Computer World is the eighth album from electronica pioneers Kraftwerk. It was released in 1981 by Elektra and totals thirty four minutes and thirty two seconds in length. It is unquestionably one of the landmark albums of the techno music genre. This album sounds familiar the first time you listen to it, but when you consider that this album has been repeatedly sampled by countless techno artists, it's more understandable. This is an extremely good electronica disc; it's recommended to music fans who aren't even interested in the genre.
The first time I listened to this disc all the way through, two things struck me immediately. The first was the familiarity of the disc, even though I had never heard it before. It's much the same feeling I had when I listened to Revolver by The Beatles for the first time; it's sort of like a musical epiphany. It's incredibly clear how much influence these guys had on the music that would follow them.
The reason that Kraftwerk had this influence is the second striking thing. These guys simply know how to create good music; that's all there is to it. The music just flows like a fine wine; it progresses beautifully without any weak points and the end leaves you wanting more.
Kraftwerk aren't lyrical geniuses. Their lyrics either consist of numbers or strange declarations like "I'm the operator of my pocket calculator." Don't let that turn you away; their genius is in the music. And that genius is in abundance here.
I would easily identify this album as the third piece in a trilogy that serves as the peak of Kraftwerk's recorded career. The group had some excellent moments before, especially on 1974's Autobahn, but starting in 1977 with Trans Europe Express, continuing with 1978's The Man-Machine (an album I still regard as the high water mark in electronic music), and concluding here, Kraftwerk set the musical foundation for how electronic elements would be used in music and, at the same time, set the mark very high for how well these elements would be used.

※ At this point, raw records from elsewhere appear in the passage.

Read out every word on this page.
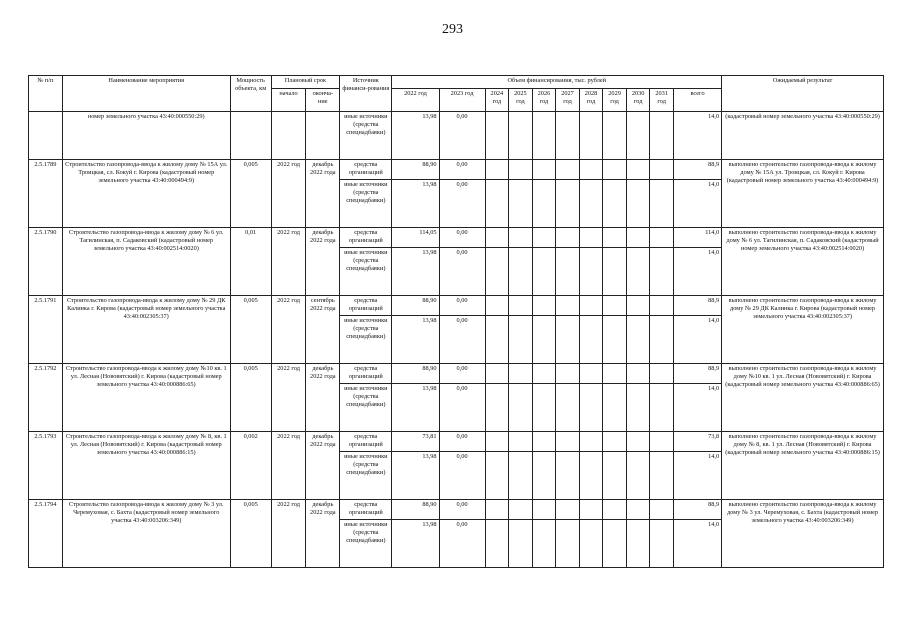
293
№ п/п	Наименование мероприятия	Мощность объекта, км	Плановый срок		Источник финанси-рования	Объем финансирования, тыс. рублей											Ожидаемый результат
			начало	оконча-ние		2022 год	2023 год	2024 год	2025 год	2026 год	2027 год	2028 год	2029 год	2030 год	2031 год	всего	
	номер земельного участка 43:40:000550:29)				иные источники (средства спецнадбавки)	13,98	0,00									14,0	(кадастровый номер земельного участка 43:40:000550:29)
2.5.1789	Строительство газопровода-ввода к жилому дому № 15А ул. Троицкая, сл. Кокуй г. Кирова (кадастровый номер земельного участка 43:40:000494:9)	0,005	2022 год	декабрь 2022 года	средства организаций	88,90	0,00									88,9	выполнено строительство газопровода-ввода к жилому дому № 15А ул. Троицкая, сл. Кокуй г. Кирова (кадастровый номер земельного участка 43:40:000494:9)
					иные источники (средства спецнадбавки)	13,98	0,00									14,0	
2.5.1790	Строительство газопровода-ввода к жилому дому № 6 ул. Тагилинская, п. Садаковский (кадастровый номер земельного участка 43:40:002514:0020)	0,01	2022 год	декабрь 2022 года	средства организаций	114,05	0,00									114,0	выполнено строительство газопровода-ввода к жилому дому № 6 ул. Тагилинская, п. Садаковский (кадастровый номер земельного участка 43:40:002514:0020)
					иные источники (средства спецнадбавки)	13,98	0,00									14,0	
2.5.1791	Строительство газопровода-ввода к жилому дому № 29 ДК Калинка г. Кирова (кадастровый номер земельного участка 43:40:002305:37)	0,005	2022 год	сентябрь 2022 года	средства организаций	88,90	0,00									88,9	выполнено строительство газопровода-ввода к жилому дому № 29 ДК Калинка г. Кирова (кадастровый номер земельного участка 43:40:002305:37)
					иные источники (средства спецнадбавки)	13,98	0,00									14,0	
2.5.1792	Строительство газопровода-ввода к жилому дому №10 кв. 1 ул. Лесная (Нововятский) г. Кирова (кадастровый номер земельного участка 43:40:000886:65)	0,005	2022 год	декабрь 2022 года	средства организаций	88,90	0,00									88,9	выполнено строительство газопровода-ввода к жилому дому №10 кв. 1 ул. Лесная (Нововятский) г. Кирова (кадастровый номер земельного участка 43:40:000886:65)
					иные источники (средства спецнадбавки)	13,98	0,00									14,0	
2.5.1793	Строительство газопровода-ввода к жилому дому № 8, кв. 1 ул. Лесная (Нововятский) г. Кирова (кадастровый номер земельного участка 43:40:000886:15)	0,002	2022 год	декабрь 2022 года	средства организаций	73,81	0,00									73,8	выполнено строительство газопровода-ввода к жилому дому № 8, кв. 1 ул. Лесная (Нововятский) г. Кирова (кадастровый номер земельного участка 43:40:000886:15)
					иные источники (средства спецнадбавки)	13,98	0,00									14,0	
2.5.1794	Строительство газопровода-ввода к жилому дому № 3 ул. Черемуховая, с. Бахта (кадастровый номер земельного участка 43:40:003206:349)	0,005	2022 год	декабрь 2022 года	средства организаций	88,90	0,00									88,9	выполнено строительство газопровода-ввода к жилому дому № 3 ул. Черемуховая, с. Бахта (кадастровый номер земельного участка 43:40:003206:349)
					иные источники (средства спецнадбавки)	13,98	0,00									14,0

The album opens with the title track, Computer World (5:06), with a hook that screams familiarity the first time you hear it. It's one of the few techno tracks I've actually found myself humming; ironically, virtually all of those hummable techno songs are by Kraftwerk. "Interpol and Deutche Bank, FBI and Scotland Yard," indeed.
Pocket Calculator (4:55) is full of happy beats and lyrics like "I'm the operator of my pocket calculator," "I'm adding/and subtracting," and "By pressing down a special key, it plays a new melody." This is perhaps their most purely fun track on the album. The Casio sampling is great, too.
Numbers (3:19) is much more downbeat, with lyrics consisting only of the vocal repetition of the numbers one to eight. The variety of vocal synthesization over a very interesting beat makes this one work, but it's perhaps the weakest track on the disc.
Computer World .. 2 (3:23) is basically the lyrics of Numbers against a mix of the beats of Numbers and Computer World. This is kind of a theme in Kraftwerk's music; taking the lyrics of one song, putting them on the beats of another, and producing a third track. Oddly enough, it almost always works, and it does so again here.
The fifth track, Computer Love (7:16) is, yes, a song about cybersex, predicting it in 1981. It takes a sad perspective on it, with depressed and distorted vocals and very mellow beats. This song comes off very well and is one of the better songs on the album.
Home Computer (6:19) is another song that screams familiarity even when you hear it the first time. The beat sounds like it has been used hundreds of times since, but this song still manages to sound fresh and interesting, particularly the scales portion of the track.
The closer, It's More Fun To Compute (4:14) uses the same great beat of Home Computer with some different lyrics and a few different elements (such as an echo effect on the beat). A very good way to close out the album, as this song is a demonstration that even using the same beats, a song can sound completely different.
As I mentioned earlier, this is the third in what I perceive to be a trilogy of Kraftwerk albums that lay down the foundations of electronica. The first, Trans Europe Express, demonstrates how one can describe an environment through music, in that case, industrial Germany. The second, The Man-Machine, describes emotions through electronica. This one, the closer of the trilogy, seems to be an attempt to humanize technology and even to paint a humorous face on it, all through technical excellence. Together, the three albums are near-perfection in the genre, and all three are recommended to anyone who may enjoy one of them.